Having a place to go is something that the queer community has always kind of gravitated to. The queer bar is not just a bar; it’s a meeting ground. It’s community. It’s home for people. So, having a physical place dedicated to history and learning and teaching others what our history is and has been is crucial to future generations. 


When you think about finding your identity, were there particular people—then and now—whom you looked up to?

As someone who’s openly and publicly living with HIV, I really give a lot of thought to the people who didn’t get to live because of the HIV epidemic in the 80s. I’m one of the lucky ones, born in this generation, [when] I have access to care. I owe a lot to them, and I try to live life in a way that they didn’t get to. Why should I live in shame and doubt? That allows me to live a life authentically and joyously, because there’s so many who didn’t get to. I feel like it’s on me to help others find that joy also.


David Braha

What does this site mean to you?

Stonewall and greater Christopher Street’s meaning have evolved over the years from when I was first coming out as a teenager; it was and always will be a hub for me to feel safe. Whether I’m feeling down, or in a really good mood, I know I can hop on over knowing there are options to explore parts of myself that I didn’t know existed.

How do you define Pride? 

It’s going to sound cliché, but it’s really all about building yourself a support system and community. Knowing that, even though we’ve come so far in larger cities like New York, we tend to sometimes forget that we’re in a bubble and have so far to go. Pride was a riot, and some people tend to forget that.

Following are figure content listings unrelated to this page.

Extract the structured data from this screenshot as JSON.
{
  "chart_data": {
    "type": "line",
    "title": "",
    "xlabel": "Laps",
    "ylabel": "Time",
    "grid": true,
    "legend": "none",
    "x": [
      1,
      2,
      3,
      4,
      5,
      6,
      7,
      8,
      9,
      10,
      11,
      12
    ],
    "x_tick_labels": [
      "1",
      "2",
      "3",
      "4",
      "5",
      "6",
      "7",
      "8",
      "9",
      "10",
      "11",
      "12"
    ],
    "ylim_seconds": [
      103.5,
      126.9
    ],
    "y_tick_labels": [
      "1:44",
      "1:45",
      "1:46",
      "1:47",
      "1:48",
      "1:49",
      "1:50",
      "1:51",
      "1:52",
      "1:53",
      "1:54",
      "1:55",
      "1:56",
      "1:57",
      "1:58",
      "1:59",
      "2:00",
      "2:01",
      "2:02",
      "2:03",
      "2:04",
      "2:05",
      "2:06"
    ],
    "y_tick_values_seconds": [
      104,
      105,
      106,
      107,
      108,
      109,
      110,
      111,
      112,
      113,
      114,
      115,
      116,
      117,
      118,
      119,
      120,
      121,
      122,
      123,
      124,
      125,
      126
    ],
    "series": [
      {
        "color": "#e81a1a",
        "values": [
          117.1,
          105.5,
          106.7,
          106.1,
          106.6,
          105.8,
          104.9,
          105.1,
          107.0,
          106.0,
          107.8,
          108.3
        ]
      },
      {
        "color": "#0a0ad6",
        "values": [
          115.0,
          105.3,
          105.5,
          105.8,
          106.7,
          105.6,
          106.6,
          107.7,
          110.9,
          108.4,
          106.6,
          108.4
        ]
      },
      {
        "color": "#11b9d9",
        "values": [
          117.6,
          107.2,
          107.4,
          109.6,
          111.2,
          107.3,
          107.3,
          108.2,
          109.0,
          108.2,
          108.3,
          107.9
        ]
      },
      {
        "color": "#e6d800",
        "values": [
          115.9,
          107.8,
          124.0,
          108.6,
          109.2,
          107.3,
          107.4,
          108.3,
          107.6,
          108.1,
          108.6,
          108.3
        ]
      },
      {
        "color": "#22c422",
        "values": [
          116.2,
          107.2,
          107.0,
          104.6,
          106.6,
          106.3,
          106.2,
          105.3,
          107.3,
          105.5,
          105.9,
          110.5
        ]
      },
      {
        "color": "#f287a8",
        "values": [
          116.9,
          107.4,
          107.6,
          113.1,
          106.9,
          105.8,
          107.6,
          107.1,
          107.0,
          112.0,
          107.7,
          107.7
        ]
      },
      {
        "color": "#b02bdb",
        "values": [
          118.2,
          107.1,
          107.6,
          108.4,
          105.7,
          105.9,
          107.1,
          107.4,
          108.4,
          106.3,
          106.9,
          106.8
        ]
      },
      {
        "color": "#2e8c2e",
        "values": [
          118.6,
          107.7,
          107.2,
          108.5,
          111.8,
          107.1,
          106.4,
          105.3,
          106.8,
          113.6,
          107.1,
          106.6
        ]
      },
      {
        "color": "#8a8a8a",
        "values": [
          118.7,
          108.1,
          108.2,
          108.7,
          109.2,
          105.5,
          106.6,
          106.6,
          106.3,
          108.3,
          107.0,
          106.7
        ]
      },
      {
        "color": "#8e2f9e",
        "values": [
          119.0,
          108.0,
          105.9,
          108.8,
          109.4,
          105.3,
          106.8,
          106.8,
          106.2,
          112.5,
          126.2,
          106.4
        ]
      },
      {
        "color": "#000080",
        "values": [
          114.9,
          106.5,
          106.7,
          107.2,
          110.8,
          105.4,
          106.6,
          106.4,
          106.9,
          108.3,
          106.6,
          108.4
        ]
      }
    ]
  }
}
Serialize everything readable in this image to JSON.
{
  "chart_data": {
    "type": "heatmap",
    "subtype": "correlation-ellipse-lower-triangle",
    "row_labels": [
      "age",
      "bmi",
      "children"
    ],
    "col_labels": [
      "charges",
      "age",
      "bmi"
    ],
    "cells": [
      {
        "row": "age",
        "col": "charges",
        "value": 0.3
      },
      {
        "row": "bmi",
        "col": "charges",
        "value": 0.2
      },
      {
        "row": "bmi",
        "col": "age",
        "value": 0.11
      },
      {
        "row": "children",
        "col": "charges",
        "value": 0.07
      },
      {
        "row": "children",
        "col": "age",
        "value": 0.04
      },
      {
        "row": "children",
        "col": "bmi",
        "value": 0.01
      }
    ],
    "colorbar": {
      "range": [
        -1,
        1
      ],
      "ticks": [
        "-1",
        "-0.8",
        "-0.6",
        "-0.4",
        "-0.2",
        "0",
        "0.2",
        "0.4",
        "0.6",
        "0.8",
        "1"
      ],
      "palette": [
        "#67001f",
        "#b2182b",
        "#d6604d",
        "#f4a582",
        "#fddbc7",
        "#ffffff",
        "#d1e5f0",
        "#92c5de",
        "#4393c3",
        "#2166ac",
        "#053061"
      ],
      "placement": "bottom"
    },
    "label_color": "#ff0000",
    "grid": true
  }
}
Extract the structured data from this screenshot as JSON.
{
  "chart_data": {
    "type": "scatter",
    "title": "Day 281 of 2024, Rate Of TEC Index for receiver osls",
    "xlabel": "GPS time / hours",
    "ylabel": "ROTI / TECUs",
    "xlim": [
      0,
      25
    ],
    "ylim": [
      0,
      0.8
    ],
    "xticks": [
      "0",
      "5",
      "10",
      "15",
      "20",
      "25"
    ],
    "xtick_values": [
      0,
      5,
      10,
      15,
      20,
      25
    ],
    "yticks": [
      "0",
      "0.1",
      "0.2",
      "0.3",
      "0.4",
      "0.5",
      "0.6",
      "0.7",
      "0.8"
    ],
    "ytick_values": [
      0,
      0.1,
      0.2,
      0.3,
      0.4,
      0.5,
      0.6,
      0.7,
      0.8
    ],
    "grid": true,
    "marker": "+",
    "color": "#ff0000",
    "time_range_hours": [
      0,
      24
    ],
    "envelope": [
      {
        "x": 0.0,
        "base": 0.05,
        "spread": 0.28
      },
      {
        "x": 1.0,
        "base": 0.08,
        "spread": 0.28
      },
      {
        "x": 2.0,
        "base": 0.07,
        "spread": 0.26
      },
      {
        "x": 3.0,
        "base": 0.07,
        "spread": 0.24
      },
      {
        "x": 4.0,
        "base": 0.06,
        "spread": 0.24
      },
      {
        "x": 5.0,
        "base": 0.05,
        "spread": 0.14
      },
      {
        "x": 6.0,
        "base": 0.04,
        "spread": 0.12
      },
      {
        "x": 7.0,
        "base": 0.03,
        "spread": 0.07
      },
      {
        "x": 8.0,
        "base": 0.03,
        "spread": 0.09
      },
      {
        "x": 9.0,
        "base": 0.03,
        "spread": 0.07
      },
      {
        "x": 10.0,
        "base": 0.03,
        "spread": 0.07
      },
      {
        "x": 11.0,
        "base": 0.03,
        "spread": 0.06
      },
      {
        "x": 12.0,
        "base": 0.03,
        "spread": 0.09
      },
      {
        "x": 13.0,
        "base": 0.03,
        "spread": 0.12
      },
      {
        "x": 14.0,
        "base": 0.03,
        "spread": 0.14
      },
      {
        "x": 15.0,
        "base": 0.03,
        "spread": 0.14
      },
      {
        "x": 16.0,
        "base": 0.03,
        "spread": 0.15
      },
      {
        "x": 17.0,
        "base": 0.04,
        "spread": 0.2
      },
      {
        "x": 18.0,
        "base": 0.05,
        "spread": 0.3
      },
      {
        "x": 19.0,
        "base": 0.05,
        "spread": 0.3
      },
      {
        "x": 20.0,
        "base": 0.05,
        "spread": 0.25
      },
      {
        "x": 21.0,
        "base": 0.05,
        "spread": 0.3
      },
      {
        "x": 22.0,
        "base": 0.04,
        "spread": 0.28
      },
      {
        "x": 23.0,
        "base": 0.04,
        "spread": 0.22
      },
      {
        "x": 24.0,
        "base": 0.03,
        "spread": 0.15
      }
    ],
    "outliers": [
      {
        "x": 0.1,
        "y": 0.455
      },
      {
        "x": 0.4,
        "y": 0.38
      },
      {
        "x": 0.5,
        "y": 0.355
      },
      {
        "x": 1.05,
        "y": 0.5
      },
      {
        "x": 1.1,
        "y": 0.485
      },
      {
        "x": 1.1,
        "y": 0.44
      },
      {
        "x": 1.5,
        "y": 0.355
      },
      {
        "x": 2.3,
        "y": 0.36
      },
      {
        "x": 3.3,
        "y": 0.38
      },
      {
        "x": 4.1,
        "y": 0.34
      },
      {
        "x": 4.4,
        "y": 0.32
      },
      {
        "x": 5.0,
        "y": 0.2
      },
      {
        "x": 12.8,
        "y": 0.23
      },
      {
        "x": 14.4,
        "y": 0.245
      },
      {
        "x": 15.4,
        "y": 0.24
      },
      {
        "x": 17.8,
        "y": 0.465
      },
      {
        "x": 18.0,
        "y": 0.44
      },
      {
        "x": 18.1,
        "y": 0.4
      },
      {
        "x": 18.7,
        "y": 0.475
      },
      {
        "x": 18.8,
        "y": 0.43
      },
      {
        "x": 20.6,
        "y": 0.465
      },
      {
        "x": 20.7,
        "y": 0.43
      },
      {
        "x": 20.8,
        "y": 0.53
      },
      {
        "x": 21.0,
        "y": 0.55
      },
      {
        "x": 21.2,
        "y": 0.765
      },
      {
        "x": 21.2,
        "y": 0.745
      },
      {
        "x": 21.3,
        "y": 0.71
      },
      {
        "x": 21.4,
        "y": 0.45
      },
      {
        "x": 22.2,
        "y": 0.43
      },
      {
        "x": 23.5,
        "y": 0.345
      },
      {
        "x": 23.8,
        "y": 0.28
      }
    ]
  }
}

For me, Pride is giving back to the younger generation—whether that means having them crash on the couch for a night or introducing them to other people. There’s the famous quote: “If not now, when? If not me, then who?” You really do feel this responsibility to carry the torch, because no one else is going to do it if you just stand there idly and wait for something to happen. I cherish having that support system there when I need it most, so it’s really just all about passing it on.

Who has influenced and inspired your community-building?

What comes to mind are all the DJs in the city that work really hard and help to give a soundtrack to our lives. They are really the ones who help create community when it comes to bars and clubs not only having a revival in New York, but also really establishing a presence—and what it means to be free and just let your freak flag fly. Sometimes they might go unnoticed, but they have a really special place in my heart.


Why does the creation of the Visitor Center at Stonewall feel important to you?

As someone in the architecture field, Stonewall is not just about a building; it’s really about a spirit, memory, and community. Having a physical space to gather… It’s not just the physical place, but a memorial in our minds and in our hearts. The rebellion started with throwing a brick; so when we see the bricks of Stonewall… It’s really such a no-brainer to have this space in the future, with the city as it is—ever-evolving—to really keep this memory alive.

What message would you like to send to future generations of LGBTQ+ youth?

Make sure you have a tight support system and chosen family around you—somebody you can lean on. In New York, there’s an endless array of options for a community that fits your needs. 

No matter what, there’s always going to be a way that you can connect to one of them. And if it doesn’t fit, you’re able to hop, skip, and jump to something else that fits your needs. Creating that support system is crucial to the continuity of learning from the past. Eventually, before you know it, you’ll be that person to pass it on to someone else.